Logo de protestants.org
Cinéma

Cette rubrique est présentée par Pro-Fil

logo   

Ce qui nous lie

(France 2017, 1h53)

Réalisation : Cédric Klapisch - Cédric Klapisch, co-scénariste : Santiago Amigorena - Image : Alexis Kavyrchine - Montage : Anne-Sophie Bion - Musique de Loïc Dury et Christophe 'Disco' Minck - Distribution France : Studiocanal
Interprétation : Pio Marmaï (Jean), Ana Girardot (Juliette), François Civil (Jérémie), Éric Caravaca (leur père), Jean-Marc Roulot (Marcel), María Valverde (Alicia), Yamée Couture (Océane), Jean-Marie Winling (Anselme, son père)
Auteur :

Cédric Klapisch, né en 1961 à Neuilly, n'ayant pu faire l'IDHEC faute d''aimer le cinéma français, termina ses études de cinéma à New-York. Il réalisa des films à partir de 1984 (premiers longs métrages : Riens du tout, 1992 ; Le péril jeune, 1994) et son adaptation d'Un air de famille (Jaoui-Bacri) sera un gros succès. On connaîtra surtout ensuite sa trilogie de l'Auberge espagnole (2002 ; Les poupées russes, 2005 ; Casse-tête chinois, 2013 et Paris, 2008) autour de son acteur fétiche Romain Duris.

Résumé :

Jean, parti depuis dix ans, rentre en Bourgogne avant le décès de son père, riche viticulteur. L'héritage le confronte à ses choix de vie envers sa sœur (Juliette) et son frère (Jérémie), ses racines, et son couple.

 

Analyse :



'Ce qui nous lie', étymologiquement, c'est une religion — ici, bien sûr, celle du vin, exprimée d'abord par le paysage qui sera le principal personnage de ce récit solidement enraciné. Paisibles et magnifiques côteaux habillés à perte de vue de vignes drues et ordonnées, animés par endroits de bosquets, chemins ou murets ; couleurs passant au fil des saisons par toutes les nuances de verts, jusqu'aux ocres de l'automne et aux blancs de la neige... Un message d'unité et de pérennité qui sera l'enjeu des confrontations à venir.

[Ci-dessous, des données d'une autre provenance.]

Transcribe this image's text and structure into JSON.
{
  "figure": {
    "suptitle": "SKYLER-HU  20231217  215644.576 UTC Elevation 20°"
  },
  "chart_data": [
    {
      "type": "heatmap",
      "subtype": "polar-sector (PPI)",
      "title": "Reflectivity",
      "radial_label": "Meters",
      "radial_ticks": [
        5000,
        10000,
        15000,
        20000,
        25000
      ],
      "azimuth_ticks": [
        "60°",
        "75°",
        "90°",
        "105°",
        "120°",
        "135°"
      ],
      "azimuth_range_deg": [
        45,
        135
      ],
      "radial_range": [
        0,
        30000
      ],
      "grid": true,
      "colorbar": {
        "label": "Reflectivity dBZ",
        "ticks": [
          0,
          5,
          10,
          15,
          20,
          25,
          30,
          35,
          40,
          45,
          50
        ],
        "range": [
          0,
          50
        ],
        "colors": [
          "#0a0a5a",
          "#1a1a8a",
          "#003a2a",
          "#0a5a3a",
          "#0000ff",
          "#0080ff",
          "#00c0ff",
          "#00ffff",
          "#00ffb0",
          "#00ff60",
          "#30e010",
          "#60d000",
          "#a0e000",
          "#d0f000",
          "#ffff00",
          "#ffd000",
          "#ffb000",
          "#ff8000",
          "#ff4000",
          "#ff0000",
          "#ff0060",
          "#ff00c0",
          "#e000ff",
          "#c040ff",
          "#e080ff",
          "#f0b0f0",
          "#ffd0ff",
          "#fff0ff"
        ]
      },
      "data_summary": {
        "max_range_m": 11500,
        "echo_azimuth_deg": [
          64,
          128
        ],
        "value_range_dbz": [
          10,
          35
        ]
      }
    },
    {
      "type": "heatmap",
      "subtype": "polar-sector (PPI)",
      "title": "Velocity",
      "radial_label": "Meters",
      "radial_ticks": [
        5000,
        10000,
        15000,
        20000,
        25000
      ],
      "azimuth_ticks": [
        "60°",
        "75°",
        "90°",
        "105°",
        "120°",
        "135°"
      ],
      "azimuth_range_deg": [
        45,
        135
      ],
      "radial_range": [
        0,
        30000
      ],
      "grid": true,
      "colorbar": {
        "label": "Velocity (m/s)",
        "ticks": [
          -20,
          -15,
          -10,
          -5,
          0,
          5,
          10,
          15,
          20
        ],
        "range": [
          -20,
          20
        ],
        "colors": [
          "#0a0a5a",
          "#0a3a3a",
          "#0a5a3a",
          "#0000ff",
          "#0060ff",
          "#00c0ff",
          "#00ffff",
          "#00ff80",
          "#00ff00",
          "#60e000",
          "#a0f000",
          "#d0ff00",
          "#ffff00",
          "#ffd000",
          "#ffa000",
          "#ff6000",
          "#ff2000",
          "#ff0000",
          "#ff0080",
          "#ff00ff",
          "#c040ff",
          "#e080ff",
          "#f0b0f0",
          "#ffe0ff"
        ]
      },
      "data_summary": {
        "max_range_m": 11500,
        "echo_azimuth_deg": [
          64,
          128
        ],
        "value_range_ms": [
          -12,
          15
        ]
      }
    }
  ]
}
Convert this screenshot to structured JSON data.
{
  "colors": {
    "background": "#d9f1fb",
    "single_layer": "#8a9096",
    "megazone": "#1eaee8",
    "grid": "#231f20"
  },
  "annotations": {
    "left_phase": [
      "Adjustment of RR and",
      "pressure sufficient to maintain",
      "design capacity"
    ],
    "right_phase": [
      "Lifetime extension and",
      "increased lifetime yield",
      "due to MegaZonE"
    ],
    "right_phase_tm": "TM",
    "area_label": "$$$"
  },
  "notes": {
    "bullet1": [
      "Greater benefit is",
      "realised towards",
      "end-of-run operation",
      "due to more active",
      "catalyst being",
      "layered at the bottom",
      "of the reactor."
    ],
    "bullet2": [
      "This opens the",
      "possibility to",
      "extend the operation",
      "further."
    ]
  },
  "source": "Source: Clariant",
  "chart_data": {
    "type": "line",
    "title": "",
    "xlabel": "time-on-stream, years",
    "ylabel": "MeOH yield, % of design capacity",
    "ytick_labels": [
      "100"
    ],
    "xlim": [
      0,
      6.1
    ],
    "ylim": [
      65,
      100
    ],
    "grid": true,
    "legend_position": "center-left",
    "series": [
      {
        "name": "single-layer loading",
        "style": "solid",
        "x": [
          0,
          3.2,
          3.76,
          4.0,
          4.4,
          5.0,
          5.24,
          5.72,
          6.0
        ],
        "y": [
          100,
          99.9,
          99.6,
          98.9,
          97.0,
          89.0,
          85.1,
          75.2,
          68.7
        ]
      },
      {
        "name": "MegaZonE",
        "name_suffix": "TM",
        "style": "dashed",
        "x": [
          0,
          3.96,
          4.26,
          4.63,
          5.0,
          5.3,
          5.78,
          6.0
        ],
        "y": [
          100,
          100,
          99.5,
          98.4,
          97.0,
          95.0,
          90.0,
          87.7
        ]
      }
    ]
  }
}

Les tâches de la viticulture, colonne vertébrale commune des personnages ici réunis, forment la trame du temps qui passe. Certes, elles sont parfois peintes de façon très symbolique : tantôt une poignée de gros propriétaires terriens, sécateurs en mains, taillent leurs hectares de vignes comme un locataire soigne son rosier sur un balcon ; tantôt ils mâchent un grain de raisin cueilli dans une mer de grappes pour juger du bon moment de la vendange... ; mais elles témoignent bien de cet enracinement dans un métier et un lieu. De même, la mélopée qui égrène, en plus d'une occasion, les noms des villages et crus des environs, noms connus, même de loin, par un large public, unit les spectateurs aux protagonistes dans une plaisante complicité.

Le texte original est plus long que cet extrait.